景容也猜到了,他站起來走到一邊靠在牆上,結果我看到肖清新的瞳孔就跟着到了牆邊。這或許真的不是意外。我們還真可能是親人。我的能力景容也講,是小時候就有的,後來不知道是什麼原因被封,但也可能是自己不想見到。不相信,所以才封閉了。如果真是那樣,我爲什麼會有這種能力,是遺傳還是自身的原因都有可能。

華娛大佬刷副本 可現在,如果有個和自己長的有點像,又姓肖,而且還有親人感覺的人也能看到,那是不是就證明……

我爲了確認。有些衝動的指着牆邊的景容正色的問道:“你能看到他對不對?”

肖清新也是一怔,他用不可思議的眼神看着我,然後道:“他?你也能看到?”

自己的老公爲什麼看不到哇?

“是啊,沒想到除了我還有人能看到他。”

“離開這東西。他會對你造成傷害。”

肖清新靠近了我,然後按住牢門正經的且有些着急的說着。

“東西?你看到的是什麼?”

“一團黑色的色,那你?”

“人啊。”

景容在一邊道:“這個人的能力很強,就算是蘇家兄弟,如果不是藉助術法連鬼氣都看不清,而他單憑肉眼就可以看到,倒真的很有可能是你的親人。”

他走到肖清新面前,卻見他一動不動。全身充滿着正氣。

“先天陽氣充沛,哈,邪惡難近,確實是塊做道士的好料子。”景容倒是沒有退後。而肖清新也道:“他的力量太強了,以前如果有這種東西靠近我,通常都會自動退開,可是他卻……”

“那個。他是人。”我再次重申了一句,然後才小聲的道:“你從小就能看到這些嗎?”

“不,我十八歲成年的時候纔開始,起初我還去看了心理醫生,可是一直沒有用。”肖清新倒是沒有瞞着我,那我也就舉手道:“我也是我也是,而且越來越嚴重。”

就在這時外面有人聲響起,肖清新道:“應該是來放你出去的了,我們晚點再聯繫。”

我點了點頭,雖然有種見到親人或者是同類人的興奮感,但是也不能總是拉着他說起來沒完沒了吧!

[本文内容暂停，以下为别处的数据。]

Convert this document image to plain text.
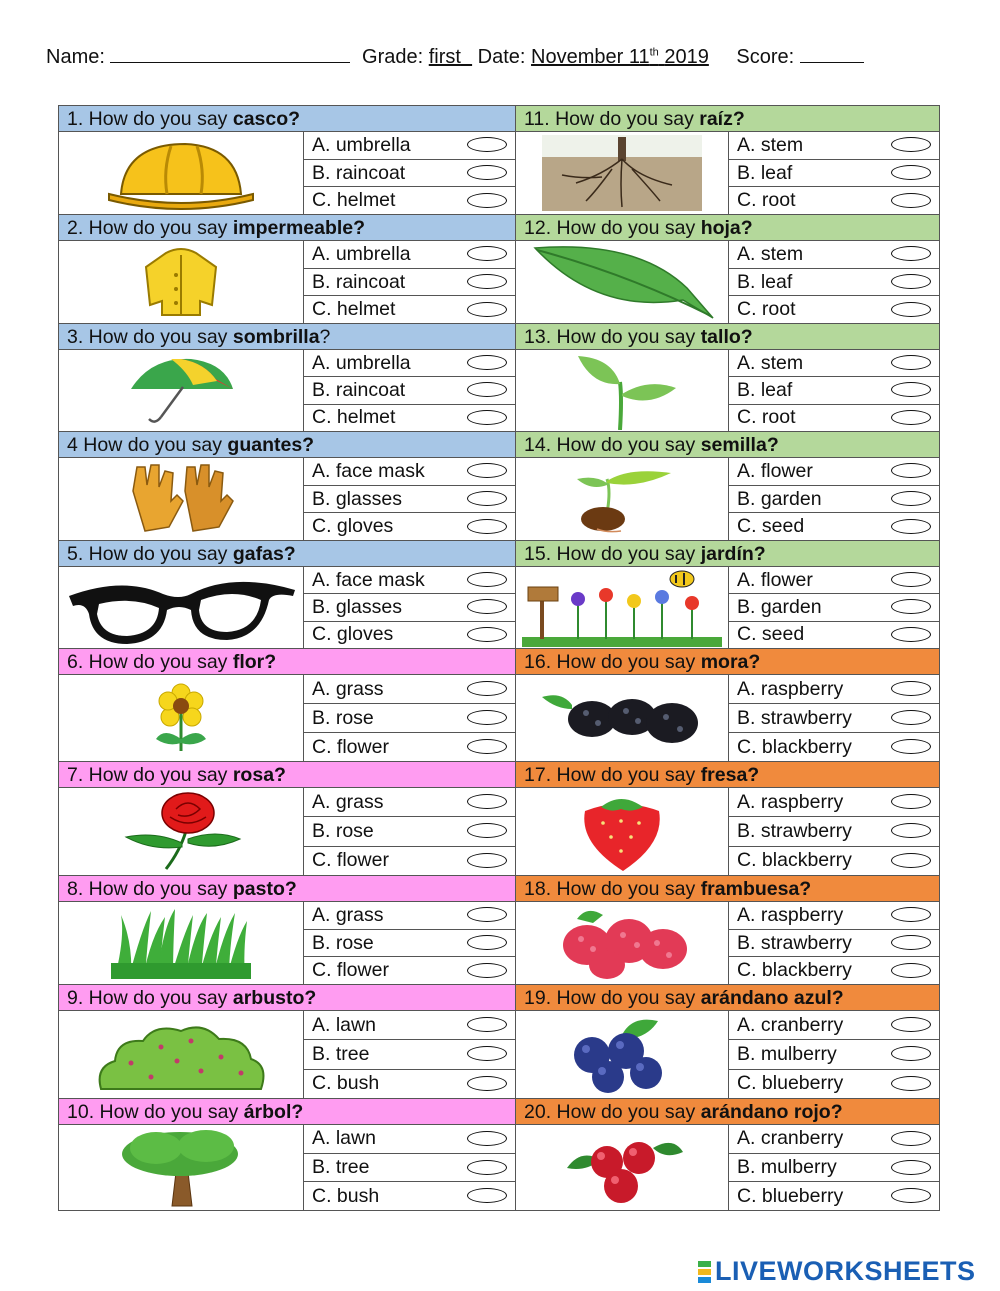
Name:	Grade: first Date: November 11th 2019 Score:
1. How do you say casco?
A. umbrella
B. raincoat
C. helmet
2. How do you say impermeable?
A. umbrella
B. raincoat
C. helmet
3. How do you say sombrilla?
A. umbrella
B. raincoat
C. helmet
4 How do you say guantes?
A. face mask
B. glasses
C. gloves
5. How do you say gafas?
A. face mask
B. glasses
C. gloves
6. How do you say flor?
A. grass
B. rose
C. flower
7. How do you say rosa?
A. grass
B. rose
C. flower
8. How do you say pasto?
A. grass
B. rose
C. flower
9. How do you say arbusto?
A. lawn
B. tree
C. bush
10. How do you say árbol?
A. lawn
B. tree
C. bush
11. How do you say raíz?
A. stem
B. leaf
C. root
12. How do you say hoja?
A. stem
B. leaf
C. root
13. How do you say tallo?
A. stem
B. leaf
C. root
14. How do you say semilla?
A. flower
B. garden
C. seed
15. How do you say jardín?
A. flower
B. garden
C. seed
16. How do you say mora?
A. raspberry
B. strawberry
C. blackberry
17. How do you say fresa?
A. raspberry
B. strawberry
C. blackberry
18. How do you say frambuesa?
A. raspberry
B. strawberry
C. blackberry
19. How do you say arándano azul?
A. cranberry
B. mulberry
C. blueberry
20. How do you say arándano rojo?
A. cranberry
B. mulberry
C. blueberry
LIVEWORKSHEETS
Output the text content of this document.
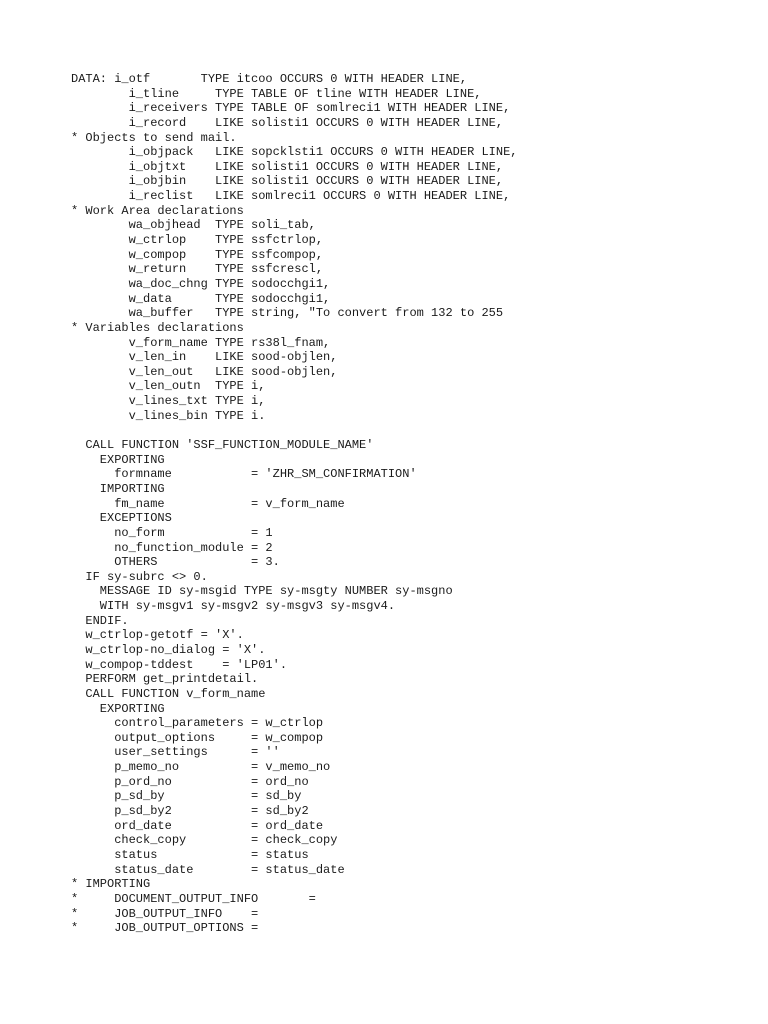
DATA: i_otf       TYPE itcoo OCCURS 0 WITH HEADER LINE,
i_tline     TYPE TABLE OF tline WITH HEADER LINE,
i_receivers TYPE TABLE OF somlreci1 WITH HEADER LINE,
i_record    LIKE solisti1 OCCURS 0 WITH HEADER LINE,
* Objects to send mail.
i_objpack   LIKE sopcklsti1 OCCURS 0 WITH HEADER LINE,
i_objtxt    LIKE solisti1 OCCURS 0 WITH HEADER LINE,
i_objbin    LIKE solisti1 OCCURS 0 WITH HEADER LINE,
i_reclist   LIKE somlreci1 OCCURS 0 WITH HEADER LINE,
* Work Area declarations
wa_objhead  TYPE soli_tab,
w_ctrlop    TYPE ssfctrlop,
w_compop    TYPE ssfcompop,
w_return    TYPE ssfcrescl,
wa_doc_chng TYPE sodocchgi1,
w_data      TYPE sodocchgi1,
wa_buffer   TYPE string, "To convert from 132 to 255
* Variables declarations
v_form_name TYPE rs38l_fnam,
v_len_in    LIKE sood-objlen,
v_len_out   LIKE sood-objlen,
v_len_outn  TYPE i,
v_lines_txt TYPE i,
v_lines_bin TYPE i.
CALL FUNCTION 'SSF_FUNCTION_MODULE_NAME'
EXPORTING
formname           = 'ZHR_SM_CONFIRMATION'
IMPORTING
fm_name            = v_form_name
EXCEPTIONS
no_form            = 1
no_function_module = 2
OTHERS             = 3.
IF sy-subrc <> 0.
MESSAGE ID sy-msgid TYPE sy-msgty NUMBER sy-msgno
WITH sy-msgv1 sy-msgv2 sy-msgv3 sy-msgv4.
ENDIF.
w_ctrlop-getotf = 'X'.
w_ctrlop-no_dialog = 'X'.
w_compop-tddest    = 'LP01'.
PERFORM get_printdetail.
CALL FUNCTION v_form_name
EXPORTING
control_parameters = w_ctrlop
output_options     = w_compop
user_settings      = ''
p_memo_no          = v_memo_no
p_ord_no           = ord_no
p_sd_by            = sd_by
p_sd_by2           = sd_by2
ord_date           = ord_date
check_copy         = check_copy
status             = status
status_date        = status_date
* IMPORTING
*     DOCUMENT_OUTPUT_INFO       =
*     JOB_OUTPUT_INFO    =
*     JOB_OUTPUT_OPTIONS =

正如他所講,丁家的律師果然來將我帶了出去。我先與張馳去見了醫院中的晨曦。她的精神狀態似乎好了很多,可是來看她的只有她的爸爸。而且他看來很忙,象徵下的謝了我們,然後就囑咐晨曦小心,以後不要再亂交朋友後離開了。

晨曦全程底着頭,直到她的爸爸走了纔將頭擡起來,問道:“我是不是很沒用?”

豪門總裁之情緣再續 “沒有啊,你就是太過善良了。”人生路上誰沒被騙過幾次呢,我這樣想着。

晨曦卻道:“我知道他們不是什麼好人,可是他們卻願意和我親近。自從成爲他的女兒,我已經很久沒有和朋友們在一起聊天了,感覺一下子空了很多。”

“什麼叫,自從成了他的女兒?”張馳在一邊小聲的道。

“我是私生女。”晨曦苦笑起來,然後講出了她的經歷。我與張馳都認真聽着,完全忘記了一個要去學車一個要去工作。

原來,晨曦的媽媽是個挺厲害的小心,當初不顧所有人的反對硬是生下了晨曦。可是當時的那個年代沒有現代這樣開放,他的爸爸爲了不讓醜聞傳出就只給了她媽媽一筆錢就將她們趕走了。

而她媽媽因爲未婚生女被所有人恥笑,整天過着燈紅酒綠的生活,很快就把錢給揮霍空了。雖說後來幡然悔悟的工作了起來,但是身子已經毀了。

就在這時晨曦的爸爸突然間找到了他們,原因竟然是他和之前妻子生的兒子因爲總是花天酒地的,竟然得了艾滋病,得了那種病就不可能再生下孩子了,所以他將她接了回來。 怪不得覺得她總是無法融入這個社會似的,我還以爲她剛在外國回來呢。可是即使剛從外國回來,也沒有她這種急於交友的渴望。